Tips for using Sonarworks Sound ID
Anyone who’s talked with me about music production for any length of time knows that I preach the gospel of Sonarworks Sound ID. For people working at home, it’s literally the difference between dead accurate monitoring and having no idea what you’re doing — good decisions based on hearing things inaccurately are bad decisions. In other words, Sound ID is a huge, game-changing difference!
Here’s what I’ve learned from years of working with Sound ID; hopefully some of these ideas will be help to any of you who might be interested in doing room correction in your room.
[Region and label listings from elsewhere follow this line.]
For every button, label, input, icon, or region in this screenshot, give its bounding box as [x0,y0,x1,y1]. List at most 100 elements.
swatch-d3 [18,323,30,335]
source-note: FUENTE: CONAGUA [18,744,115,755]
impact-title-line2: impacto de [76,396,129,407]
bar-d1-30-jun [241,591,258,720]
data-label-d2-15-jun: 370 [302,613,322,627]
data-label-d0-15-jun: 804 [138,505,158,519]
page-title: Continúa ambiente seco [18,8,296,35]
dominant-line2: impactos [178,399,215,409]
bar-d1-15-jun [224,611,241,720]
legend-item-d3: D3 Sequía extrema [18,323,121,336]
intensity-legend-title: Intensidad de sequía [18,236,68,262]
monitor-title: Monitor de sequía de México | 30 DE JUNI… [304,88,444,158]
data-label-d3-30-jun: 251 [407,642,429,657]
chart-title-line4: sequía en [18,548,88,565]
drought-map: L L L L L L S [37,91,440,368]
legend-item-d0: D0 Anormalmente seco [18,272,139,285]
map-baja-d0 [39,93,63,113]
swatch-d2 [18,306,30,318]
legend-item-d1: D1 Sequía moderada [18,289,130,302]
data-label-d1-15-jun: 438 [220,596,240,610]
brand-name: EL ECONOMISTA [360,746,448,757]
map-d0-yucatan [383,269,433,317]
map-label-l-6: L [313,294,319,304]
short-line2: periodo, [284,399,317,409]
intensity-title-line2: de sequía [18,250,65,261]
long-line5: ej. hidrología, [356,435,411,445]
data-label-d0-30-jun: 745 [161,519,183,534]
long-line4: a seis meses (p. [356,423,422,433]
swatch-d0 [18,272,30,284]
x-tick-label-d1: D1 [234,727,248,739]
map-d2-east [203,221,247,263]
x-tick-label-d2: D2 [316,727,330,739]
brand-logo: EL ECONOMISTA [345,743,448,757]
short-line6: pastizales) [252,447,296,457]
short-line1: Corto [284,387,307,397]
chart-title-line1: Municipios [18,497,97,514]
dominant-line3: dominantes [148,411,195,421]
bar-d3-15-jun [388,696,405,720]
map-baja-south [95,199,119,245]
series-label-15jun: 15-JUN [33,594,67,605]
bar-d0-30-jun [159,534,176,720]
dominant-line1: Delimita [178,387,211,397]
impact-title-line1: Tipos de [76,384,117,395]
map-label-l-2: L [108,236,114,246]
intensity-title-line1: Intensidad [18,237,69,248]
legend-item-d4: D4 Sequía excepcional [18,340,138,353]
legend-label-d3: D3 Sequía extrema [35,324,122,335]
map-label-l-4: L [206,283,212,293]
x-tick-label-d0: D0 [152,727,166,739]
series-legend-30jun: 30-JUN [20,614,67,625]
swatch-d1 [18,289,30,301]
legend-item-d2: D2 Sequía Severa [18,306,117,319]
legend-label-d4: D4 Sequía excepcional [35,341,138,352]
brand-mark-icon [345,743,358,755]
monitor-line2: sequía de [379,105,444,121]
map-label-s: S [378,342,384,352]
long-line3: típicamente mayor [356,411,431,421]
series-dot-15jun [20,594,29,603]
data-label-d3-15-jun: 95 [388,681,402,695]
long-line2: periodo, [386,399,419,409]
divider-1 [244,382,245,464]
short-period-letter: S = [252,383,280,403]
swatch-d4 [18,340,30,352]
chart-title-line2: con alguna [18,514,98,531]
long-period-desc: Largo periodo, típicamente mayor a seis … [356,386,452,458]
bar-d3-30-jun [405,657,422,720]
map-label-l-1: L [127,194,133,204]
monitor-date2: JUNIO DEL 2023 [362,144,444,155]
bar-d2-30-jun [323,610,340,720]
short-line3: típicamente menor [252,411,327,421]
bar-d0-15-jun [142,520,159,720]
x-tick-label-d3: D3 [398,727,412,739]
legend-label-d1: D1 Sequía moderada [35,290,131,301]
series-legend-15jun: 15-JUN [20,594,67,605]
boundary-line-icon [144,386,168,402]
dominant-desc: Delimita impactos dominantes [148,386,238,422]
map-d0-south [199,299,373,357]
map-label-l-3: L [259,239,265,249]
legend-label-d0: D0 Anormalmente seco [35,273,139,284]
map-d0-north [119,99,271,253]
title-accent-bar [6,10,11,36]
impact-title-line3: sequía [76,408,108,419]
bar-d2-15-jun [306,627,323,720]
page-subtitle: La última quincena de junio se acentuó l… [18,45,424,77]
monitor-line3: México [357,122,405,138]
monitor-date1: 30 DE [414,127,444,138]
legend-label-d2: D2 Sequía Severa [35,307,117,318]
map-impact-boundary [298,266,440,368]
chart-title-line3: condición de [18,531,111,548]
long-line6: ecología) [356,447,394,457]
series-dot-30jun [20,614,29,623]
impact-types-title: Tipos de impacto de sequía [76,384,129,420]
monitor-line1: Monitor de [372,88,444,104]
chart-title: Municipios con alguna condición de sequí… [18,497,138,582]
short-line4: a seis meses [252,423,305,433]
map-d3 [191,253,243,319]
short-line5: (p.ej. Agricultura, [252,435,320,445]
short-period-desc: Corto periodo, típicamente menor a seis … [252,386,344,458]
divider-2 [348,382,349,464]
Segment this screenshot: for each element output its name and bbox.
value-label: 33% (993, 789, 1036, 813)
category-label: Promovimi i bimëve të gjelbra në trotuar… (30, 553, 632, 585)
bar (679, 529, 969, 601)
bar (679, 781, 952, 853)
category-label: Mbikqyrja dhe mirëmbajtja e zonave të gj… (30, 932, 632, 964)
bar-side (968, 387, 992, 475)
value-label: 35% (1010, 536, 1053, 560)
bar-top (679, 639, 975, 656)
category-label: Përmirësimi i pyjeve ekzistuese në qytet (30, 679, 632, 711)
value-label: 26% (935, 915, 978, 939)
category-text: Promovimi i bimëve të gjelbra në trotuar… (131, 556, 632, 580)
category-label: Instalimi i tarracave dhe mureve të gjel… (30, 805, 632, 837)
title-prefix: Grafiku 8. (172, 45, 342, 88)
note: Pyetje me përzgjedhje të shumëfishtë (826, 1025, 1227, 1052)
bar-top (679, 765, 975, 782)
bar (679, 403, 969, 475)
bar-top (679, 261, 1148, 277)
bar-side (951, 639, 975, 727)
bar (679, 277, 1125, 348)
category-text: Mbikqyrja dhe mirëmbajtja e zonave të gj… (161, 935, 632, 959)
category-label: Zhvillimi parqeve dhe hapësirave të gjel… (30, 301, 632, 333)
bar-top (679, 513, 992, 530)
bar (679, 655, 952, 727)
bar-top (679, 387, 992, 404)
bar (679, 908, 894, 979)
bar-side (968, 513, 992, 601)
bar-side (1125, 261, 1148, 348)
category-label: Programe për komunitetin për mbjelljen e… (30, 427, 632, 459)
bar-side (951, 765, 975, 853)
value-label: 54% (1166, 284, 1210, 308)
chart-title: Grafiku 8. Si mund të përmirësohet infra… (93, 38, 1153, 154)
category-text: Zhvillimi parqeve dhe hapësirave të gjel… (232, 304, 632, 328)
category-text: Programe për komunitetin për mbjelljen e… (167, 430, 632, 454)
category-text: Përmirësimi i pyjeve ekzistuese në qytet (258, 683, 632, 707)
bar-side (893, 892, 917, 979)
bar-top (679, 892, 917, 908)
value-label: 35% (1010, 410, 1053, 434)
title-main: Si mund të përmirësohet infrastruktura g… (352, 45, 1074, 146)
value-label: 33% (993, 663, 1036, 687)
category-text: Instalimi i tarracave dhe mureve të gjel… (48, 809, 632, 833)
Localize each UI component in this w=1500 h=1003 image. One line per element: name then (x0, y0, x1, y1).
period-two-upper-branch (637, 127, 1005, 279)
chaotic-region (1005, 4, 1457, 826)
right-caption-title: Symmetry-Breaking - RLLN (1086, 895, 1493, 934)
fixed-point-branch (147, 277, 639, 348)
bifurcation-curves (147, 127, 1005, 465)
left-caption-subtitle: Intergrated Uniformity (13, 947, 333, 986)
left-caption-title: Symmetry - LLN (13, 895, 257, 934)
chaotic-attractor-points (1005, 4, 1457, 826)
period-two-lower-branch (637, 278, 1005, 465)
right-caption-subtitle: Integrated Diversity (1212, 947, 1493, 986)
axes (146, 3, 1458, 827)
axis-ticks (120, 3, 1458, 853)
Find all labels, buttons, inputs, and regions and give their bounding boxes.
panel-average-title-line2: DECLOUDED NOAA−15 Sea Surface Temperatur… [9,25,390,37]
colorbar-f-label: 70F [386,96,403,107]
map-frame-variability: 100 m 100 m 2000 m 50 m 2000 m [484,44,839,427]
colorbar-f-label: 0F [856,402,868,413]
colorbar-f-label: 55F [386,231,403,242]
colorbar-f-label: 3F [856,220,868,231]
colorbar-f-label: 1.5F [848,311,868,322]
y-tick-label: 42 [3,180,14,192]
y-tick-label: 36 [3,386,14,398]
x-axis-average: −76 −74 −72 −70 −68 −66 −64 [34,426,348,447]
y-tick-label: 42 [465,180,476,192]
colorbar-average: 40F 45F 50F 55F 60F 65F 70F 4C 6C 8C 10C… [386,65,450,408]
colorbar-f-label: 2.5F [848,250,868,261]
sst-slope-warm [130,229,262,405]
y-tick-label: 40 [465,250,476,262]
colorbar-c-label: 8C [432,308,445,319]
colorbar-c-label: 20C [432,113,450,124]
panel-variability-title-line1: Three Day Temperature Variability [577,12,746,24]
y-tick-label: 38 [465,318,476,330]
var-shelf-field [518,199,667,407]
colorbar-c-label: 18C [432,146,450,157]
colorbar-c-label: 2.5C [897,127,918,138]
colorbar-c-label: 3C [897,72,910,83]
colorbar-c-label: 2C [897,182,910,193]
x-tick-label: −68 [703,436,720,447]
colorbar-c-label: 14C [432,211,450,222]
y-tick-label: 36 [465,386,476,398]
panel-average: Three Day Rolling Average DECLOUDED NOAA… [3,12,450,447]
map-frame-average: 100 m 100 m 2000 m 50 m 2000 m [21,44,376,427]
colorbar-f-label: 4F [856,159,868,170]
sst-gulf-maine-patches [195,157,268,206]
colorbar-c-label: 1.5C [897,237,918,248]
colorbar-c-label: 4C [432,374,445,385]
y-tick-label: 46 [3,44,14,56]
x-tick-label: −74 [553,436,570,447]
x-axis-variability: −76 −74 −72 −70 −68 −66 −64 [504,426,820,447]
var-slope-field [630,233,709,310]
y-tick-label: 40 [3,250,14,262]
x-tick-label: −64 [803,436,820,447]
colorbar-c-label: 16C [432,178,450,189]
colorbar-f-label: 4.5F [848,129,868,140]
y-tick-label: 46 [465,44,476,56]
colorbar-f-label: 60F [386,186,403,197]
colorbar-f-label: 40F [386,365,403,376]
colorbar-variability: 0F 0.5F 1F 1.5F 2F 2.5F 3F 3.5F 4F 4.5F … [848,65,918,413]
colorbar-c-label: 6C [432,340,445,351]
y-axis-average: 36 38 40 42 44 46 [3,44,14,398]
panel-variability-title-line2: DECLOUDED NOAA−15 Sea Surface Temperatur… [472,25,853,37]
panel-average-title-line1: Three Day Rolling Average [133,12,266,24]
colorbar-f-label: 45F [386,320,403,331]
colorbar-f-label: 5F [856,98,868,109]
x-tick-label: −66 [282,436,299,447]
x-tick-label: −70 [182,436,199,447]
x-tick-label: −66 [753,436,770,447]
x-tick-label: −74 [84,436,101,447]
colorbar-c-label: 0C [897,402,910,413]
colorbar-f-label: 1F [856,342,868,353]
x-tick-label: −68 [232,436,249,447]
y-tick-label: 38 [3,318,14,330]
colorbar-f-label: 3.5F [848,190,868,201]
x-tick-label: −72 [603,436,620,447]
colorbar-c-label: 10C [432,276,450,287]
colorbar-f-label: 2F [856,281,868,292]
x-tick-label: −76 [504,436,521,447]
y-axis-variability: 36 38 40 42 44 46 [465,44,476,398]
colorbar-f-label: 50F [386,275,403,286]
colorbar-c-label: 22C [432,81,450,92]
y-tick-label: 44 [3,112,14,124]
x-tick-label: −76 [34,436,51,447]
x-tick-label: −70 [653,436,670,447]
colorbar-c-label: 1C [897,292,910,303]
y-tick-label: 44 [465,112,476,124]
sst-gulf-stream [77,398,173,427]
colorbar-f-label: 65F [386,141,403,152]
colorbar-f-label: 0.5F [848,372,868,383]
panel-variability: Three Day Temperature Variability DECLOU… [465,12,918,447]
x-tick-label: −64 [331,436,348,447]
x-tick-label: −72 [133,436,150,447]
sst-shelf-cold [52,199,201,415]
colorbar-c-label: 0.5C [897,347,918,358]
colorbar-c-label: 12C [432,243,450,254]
Spend the extra $50 to get the version that comes with the measurement microphone. Sonarworks measure the frequency response at the factory and stamp a serial number on the side of the mic; you can input the serial number during the measurement process and it will take that specific mic’s frequency response into account. https://storeus.sonarworks.com/products/soundid-reference-for-speakers-headphones-with-measurement-microphone
Figure out exactly where your head is positioned when you’re working on music — I mean EXACTLY — and put a straight mic stand there, the top of which is extended to precisely the midpoint of where the mass of your head would be, directly between your ears. That will be the central reference point for taking your measurements. I literally had Shannon stand behind me and put a hand over each of my ears, and then I ducked out and moved my chair and put the stand in place while she was holding that position.
When you hold the reference mic to take the room measurements that the application walks you through, have it on a much longer XLR than you think you would need. Stand back and put your body perpendicular and hold the mic out at the end of your extended arm, like you are fencing. My experience was that the more I removed the mass of my body from the equation, the more accurate the resulting measurement and corrective EQ seemed to be.
Most importantly, once you’ve gotten your measurement and corrective EQ curve, test it with music you know intimately. Stuff you’ve been listening to since you were a kid and know in your bones. You’ll know intuitively whether the low end feels right, which is a lot of what separates a helpful room correction from a slightly but fatally inaccurate room correction.
Do the measurement process a number of different times, and keep the one you like the sound of the best. They will all be a bit different.
If you’re working with a subwoofer, you may want to do a little manual adjustment of the subwoofer volume after the fact, balancing this against Sound ID’s low shelving corrective EQ. Use your ears and adjust until the low end feels like it’s hitting in a balanced way that makes intuitive sense to you.
Don't use the Sound ID plugin in your DAW, instead, use the Systemwide system extension, which loads as a system-level audio driver; that way everything on your computer goes through the corrective EQ. Bandcamp, YouTube, media players, websites, etc.
Don’t put off doing Sound ID because you’re waiting to treat your room more; the software is so good that it may obviate any theoretical need to do more treatment. And if you do decide to do more treatment in the future, you can always create a new correction profile to go with it. Don’t wait — you can have accurate sound in your room right now.